Would my great grandfather be amazed by the information that is available to me by my historical research efforts of his life, and by the vast wealth of information available on the Internet? Or would he be amazed by the wealth of inaccuracies that are wrapped in high tech shrouds of credibility that we gleefully accept without question?

The answer won’t be found in this article. As I said, I’ve resolved to report both versions. Which, is in part, where this article seems to be taking me, but not where I started to go. The article started off to be an informative one to point out that not only towns and villages changed names over time, but also geographic reference points, even as late as the mid 1800s.

But beyond that, it seems that I am suggesting that in genealogy, one need not, and probably should not, make "judgment calls" simply to "tidy up" family histories. The reasons are obvious: (1) your call may be wrong, and (2) you deny others the opportunity to identify these areas of apparent conflict and to take them on as their own projects to faithfully resolve.

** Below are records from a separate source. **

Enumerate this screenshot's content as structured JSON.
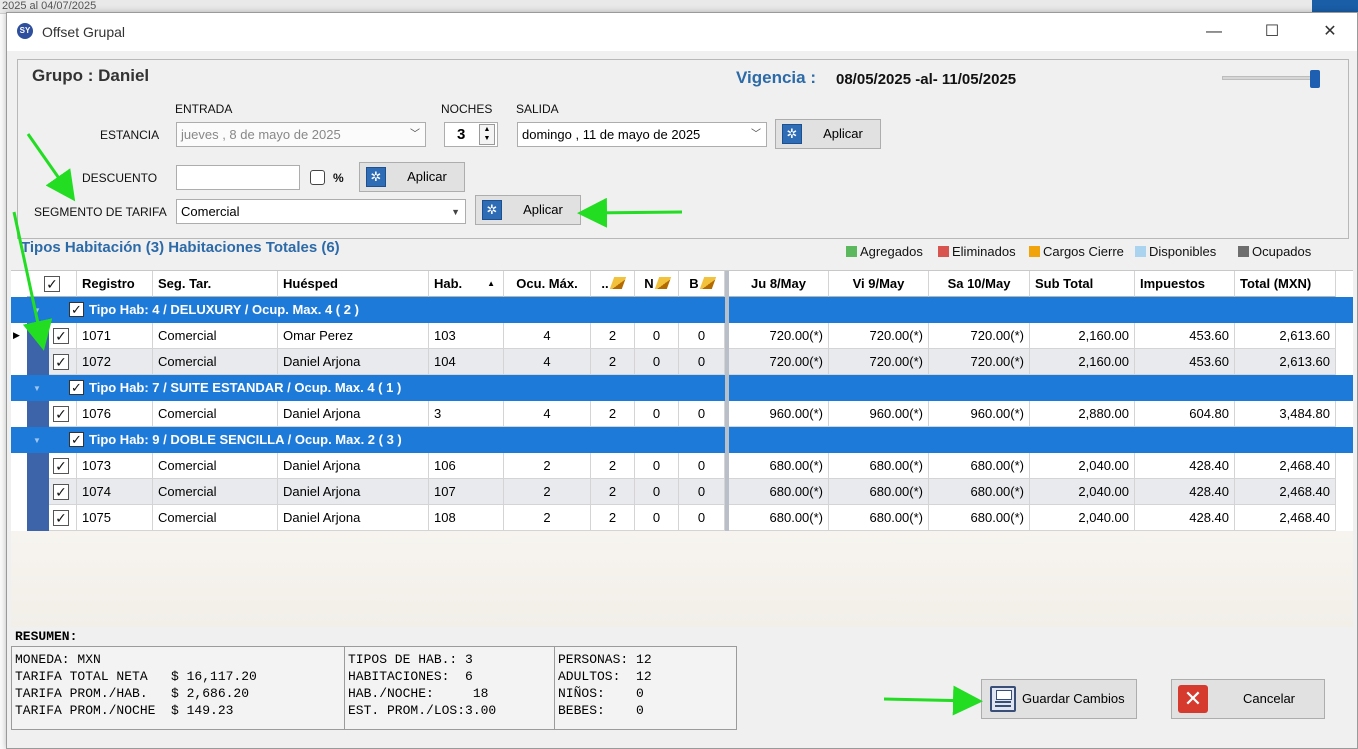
{
  "background": {
    "top_text": "2025 al 04/07/2025"
  },
  "window": {
    "title": "Offset Grupal",
    "app_icon": "SY",
    "minimize": "—",
    "maximize": "☐",
    "close": "✕"
  },
  "header": {
    "grupo": "Grupo : Daniel",
    "vigencia_label": "Vigencia :",
    "vigencia_value": "08/05/2025 -al- 11/05/2025",
    "entrada_label": "ENTRADA",
    "noches_label": "NOCHES",
    "salida_label": "SALIDA",
    "estancia_label": "ESTANCIA",
    "entrada_value": "jueves  ,   8 de     mayo      de 2025",
    "noches_value": "3",
    "salida_value": "domingo , 11 de     mayo      de 2025",
    "aplicar": "Aplicar",
    "descuento_label": "DESCUENTO",
    "descuento_value": "",
    "percent": "%",
    "segmento_label": "SEGMENTO DE TARIFA",
    "segmento_value": "Comercial"
  },
  "grid": {
    "title": "Tipos Habitación (3) Habitaciones Totales (6)",
    "legend": [
      {
        "label": "Agregados",
        "color": "#5cb85c"
      },
      {
        "label": "Eliminados",
        "color": "#d9534f"
      },
      {
        "label": "Cargos Cierre",
        "color": "#f0a30a"
      },
      {
        "label": "Disponibles",
        "color": "#a9d3ee"
      },
      {
        "label": "Ocupados",
        "color": "#6e6e6e"
      }
    ],
    "columns": [
      "Registro",
      "Seg. Tar.",
      "Huésped",
      "Hab.",
      "Ocu. Máx.",
      "..",
      "N",
      "B",
      "Ju 8/May",
      "Vi 9/May",
      "Sa 10/May",
      "Sub Total",
      "Impuestos",
      "Total (MXN)"
    ],
    "sort_arrow": "▲",
    "groups": [
      {
        "label": "Tipo Hab: 4 / DELUXURY / Ocup. Max. 4 ( 2 )",
        "rows": [
          [
            "1071",
            "Comercial",
            "Omar Perez",
            "103",
            "4",
            "2",
            "0",
            "0",
            "720.00(*)",
            "720.00(*)",
            "720.00(*)",
            "2,160.00",
            "453.60",
            "2,613.60"
          ],
          [
            "1072",
            "Comercial",
            "Daniel Arjona",
            "104",
            "4",
            "2",
            "0",
            "0",
            "720.00(*)",
            "720.00(*)",
            "720.00(*)",
            "2,160.00",
            "453.60",
            "2,613.60"
          ]
        ]
      },
      {
        "label": "Tipo Hab: 7 / SUITE ESTANDAR / Ocup. Max. 4 ( 1 )",
        "rows": [
          [
            "1076",
            "Comercial",
            "Daniel Arjona",
            "3",
            "4",
            "2",
            "0",
            "0",
            "960.00(*)",
            "960.00(*)",
            "960.00(*)",
            "2,880.00",
            "604.80",
            "3,484.80"
          ]
        ]
      },
      {
        "label": "Tipo Hab: 9 / DOBLE SENCILLA / Ocup. Max. 2 ( 3 )",
        "rows": [
          [
            "1073",
            "Comercial",
            "Daniel Arjona",
            "106",
            "2",
            "2",
            "0",
            "0",
            "680.00(*)",
            "680.00(*)",
            "680.00(*)",
            "2,040.00",
            "428.40",
            "2,468.40"
          ],
          [
            "1074",
            "Comercial",
            "Daniel Arjona",
            "107",
            "2",
            "2",
            "0",
            "0",
            "680.00(*)",
            "680.00(*)",
            "680.00(*)",
            "2,040.00",
            "428.40",
            "2,468.40"
          ],
          [
            "1075",
            "Comercial",
            "Daniel Arjona",
            "108",
            "2",
            "2",
            "0",
            "0",
            "680.00(*)",
            "680.00(*)",
            "680.00(*)",
            "2,040.00",
            "428.40",
            "2,468.40"
          ]
        ]
      }
    ]
  },
  "resumen": {
    "label": "RESUMEN:",
    "col1": [
      "MONEDA: MXN",
      "TARIFA TOTAL NETA   $ 16,117.20",
      "TARIFA PROM./HAB.   $ 2,686.20",
      "TARIFA PROM./NOCHE  $ 149.23"
    ],
    "col2": [
      "TIPOS DE HAB.: 3",
      "HABITACIONES:  6",
      "HAB./NOCHE:     18",
      "EST. PROM./LOS:3.00"
    ],
    "col3": [
      "PERSONAS: 12",
      "ADULTOS:  12",
      "NIÑOS:    0",
      "BEBES:    0"
    ]
  },
  "actions": {
    "guardar": "Guardar Cambios",
    "cancelar": "Cancelar"
  },
  "colors": {
    "accent_blue": "#2c6aa8",
    "group_row": "#1e7ad9",
    "annotation_green": "#22dd22"
  }
}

Frankly, after years of doing genealogy as time (and patience) allows, I am becoming skeptical of nice, neat and tidy family histories that don’t have these little irreconcilable problems. Perhaps the irreconcilable was reconciled, or perhaps just ignored. Does it make a difference which stream they drowned in? The answer probably depends if it was your great grandfather or not.

How would it look through your great grandfather’s eyes?

Recommended references

Bergen, John V. 1987. "Maps and Their Makers in Early Illinois: The Burr Map and the Peck-Messinger Map". Pages 5-31, in Western Illinois Regional Studies Volume 10, Number 1. Published by University Libraries and the college of Arts & Sciences, Western Illinois University (contains information on old and current names of rivers, etc.)

Warner & Beers. 1876. Atlas of the State of Illinois, to which are added various general maps and illustrations. Union Atlas Co. (Reprinted).